Winterschlaf – die Lösung für kalte Zeiten

Am 18. Februar 2019 veröffentlicht von Katrin Janke

Jeder hat schon mal von Winterschlaf gehört. Die allgemeine Vorstellung ist folgende: das Tier legt sich im Herbst schlafen und erwacht im Frühling frisch und ausgeschlafen. Dies entspricht jedoch nicht ganz der Realität. Tatsächlich ist der Winterschlaf kein Winterschlaf, da das Tier weder richtig schläft, noch dies zwangsweise im Winter sein muss. Doch wenn es nicht Schlaf ist, was ist es dann? Immerhin liegt das Tier sechs Monate lang bewegungslos in einem kalten Erdloch. Die Antwort darauf ist Torpor.

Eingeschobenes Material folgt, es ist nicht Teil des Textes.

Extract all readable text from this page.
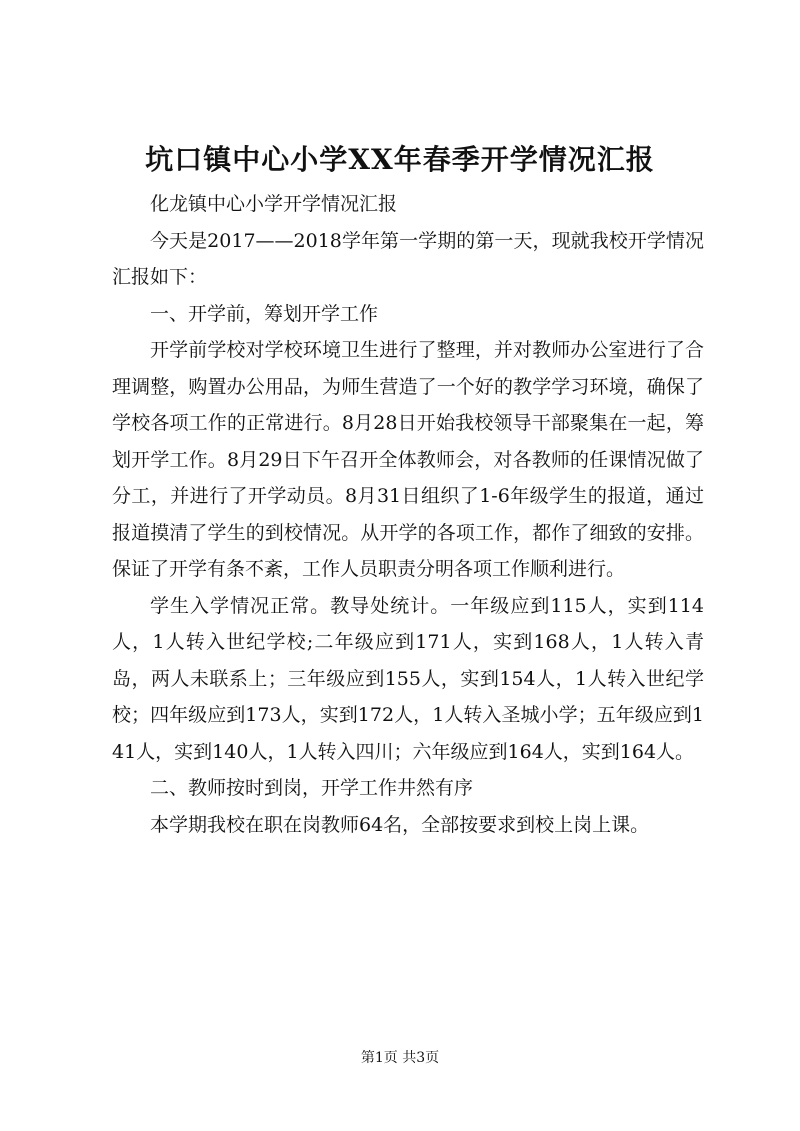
坑口镇中心小学XX年春季开学情况汇报

化龙镇中心小学开学情况汇报

今天是2017——2018学年第一学期的第一天，现就我校开学情况汇报如下：

一、开学前，筹划开学工作

开学前学校对学校环境卫生进行了整理，并对教师办公室进行了合理调整，购置办公用品，为师生营造了一个好的教学学习环境，确保了学校各项工作的正常进行。8月28日开始我校领导干部聚集在一起，筹划开学工作。8月29日下午召开全体教师会，对各教师的任课情况做了分工，并进行了开学动员。8月31日组织了1-6年级学生的报道，通过报道摸清了学生的到校情况。从开学的各项工作，都作了细致的安排。保证了开学有条不紊，工作人员职责分明各项工作顺利进行。

学生入学情况正常。教导处统计。一年级应到115人，实到114人，1人转入世纪学校;二年级应到171人，实到168人，1人转入青岛，两人未联系上；三年级应到155人，实到154人，1人转入世纪学校；四年级应到173人，实到172人，1人转入圣城小学；五年级应到141人，实到140人，1人转入四川；六年级应到164人，实到164人。

二、教师按时到岗，开学工作井然有序

本学期我校在职在岗教师64名，全部按要求到校上岗上课。

第1页 共3页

Winterschlaf Torpor - Murmeltiere

Während einige Tiere Winterschlaf halten, legen sich andere eine Vorratskammer an, wie beispielsweise der Schwarzschwanz-Präriehund.

Torpor ist nicht gleichzusetzen mit Winterschlaf. Vielmehr benennt es den physiologischen Zustand, den ein Tier bewusst eingeht. Der Torpor ist also ein hochregulierter Zustand, der zu jederzeit vom Tier bewusst verlassen werden kann. Manche Tiere, wie zum Beispiel der Zwerghamster, sind nur zu einem Tagestorpor in der Lage. Das bedeutet sie können nicht mehr als 24 Stunden lang regungslos verharren. Danach muss das Tier wieder Nahrung zu sich nehmen. Vögel sind ebenfalls nur zu Tagestorpor im Stande. Torpor im Sinne eines Winterschlafs kommt nur bei Säugetieren vor (Ausnahme sind einige wenige Vogelarten). Die Fähigkeit Winterschlaf zu halten wird Heterothermie genannt.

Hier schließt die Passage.